The biggest rallying point for the organization is the administration's new, potential mandatory "diversity training" that is tentatively set to go into effect in the fall of 2005. While the IRC's calls for freedom and equality are noble, their condemnation of diversity training betrays that their understanding of what actually constitutes "equality" ?- at the University and in our society at large -- is quite off base.
First of all, it must be noted that this online diversity training (which could be a prerequisite for class registration) is hardly in its final phases yet. Therefore, at this point the program is still too theoretical to critique on any kind of detailed or technical basis. At its current stage of development, however, it seems to be -- at the very least -- innocuous from a "freedom" standpoint, and, at best, to hold a great deal of merit.
The way the training was initially to be set up (plans have become uncertain in recent weeks), and what the IRC was responding to is as follows: Students would be shown a picture (for example, the blackface pictures from last year's incident) and then given the choice of roughly five opinions about the image. The student will be asked to anonymously choose the opinion that most coincides with their own. They will then be given historical information pertaining to their decision (in this case, on the history of blackface in the United States).
Members of the Individual Rights Coalition see this as an attempt to, "illiberally mold student opinion to conform to an official view on matters of race, ethnicity, and social dynamics" (www.freeuva.com). This critique is unfair on two levels. First of all, historical education is not indoctrination, and the information provided would be merely historical. As the IRC Web site reminds us, we are not children -- we are thinking, intelligent adults. Unlike when many of us received our "all-white" historical educations in elementary school, we now have enough sensibility to look critically at information we are given, and not just swallow it without consideration. The fact is that, yes, we do have the freedom to form our own opinions about things. However, if we have inadequate information (which in some sense, we all do), we are not free: We are constrained by our own ignorance. Diversity training hopes to bring to light -- for discussion -- parts of the truth that are often overlooked in this country. Should we take advantage of this, we are made more free, not less.
Secondly, on their Web site, the IRC states, "At an institution of higher learning, the University's current policies teach students that individual freedom is an expendable convenience to be discarded at will by whoever happens to hold power." Hmm. Now here's an interesting quote.
It is no secret that this nation, despite its lofty ideals, has used its power to subordinate freedom for its own convenience many a time. Here, the most apt example of this behavior is slavery. Yes, slavery was a long time ago. No, no one alive today owned any slaves. We know.
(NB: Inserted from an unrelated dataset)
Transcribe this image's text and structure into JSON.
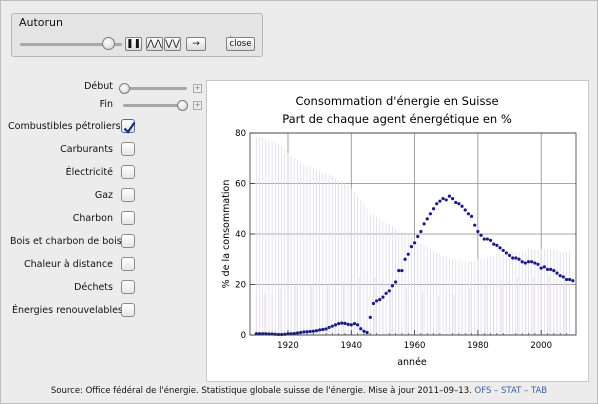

However, the legacy of slavery is still rearing its ugly head all over the place. If we agree that to "dispense with freedom" is wrong, then to refrain from giving African-Americans special considerations -- not "privileges" as some would call them, but rather as compensation for the modern effects of past crimes committed against them -- is unfair and irresponsible.
Right now, whites own over 90 percent of the capital in this country. Deprived of opportunity for so long (under slavery, Jim Crow and persisting discrimination), African-Americans have not had the chance to be equal players in the workforce. Furthermore, today, with such a vast proportion of American "higher-ups" being white, even nepotism has left African-Americans behind. Take, for example, this fact: There are few, if any, African Americans getting legacy status -- the kind of affirmative action no one likes to talk about -- at the admissions office of this University.
To all members of the IRC: You believe in equal rights. Good. Let's talk about equal rights. Let's talk about the equal right to get a job when the CEO's over-privileged and under-qualified son is up for the position. Let's talk about the equal right to shop in a retail store without being followed around. Let's talk about the equal right to feel welcome at your own university. Let's talk about the equal right to run for Student Council president, without fear of bodily harm.
There is a price to be paid for years upon years of our nation's transgressions. We do not live in a vacuum, divorced from the actions of our ancestors. Unfortunately, we cannot undo the past, and the only way we can hope to fix the future is through education programs like diversity training. Until, through programs like this, people become educated about the true nature of the reality we live in, and can thus see the merit of and need for programs that help to rectify the human-imposed inequalities we are facing, we cannot claim equality, or hope for freedom.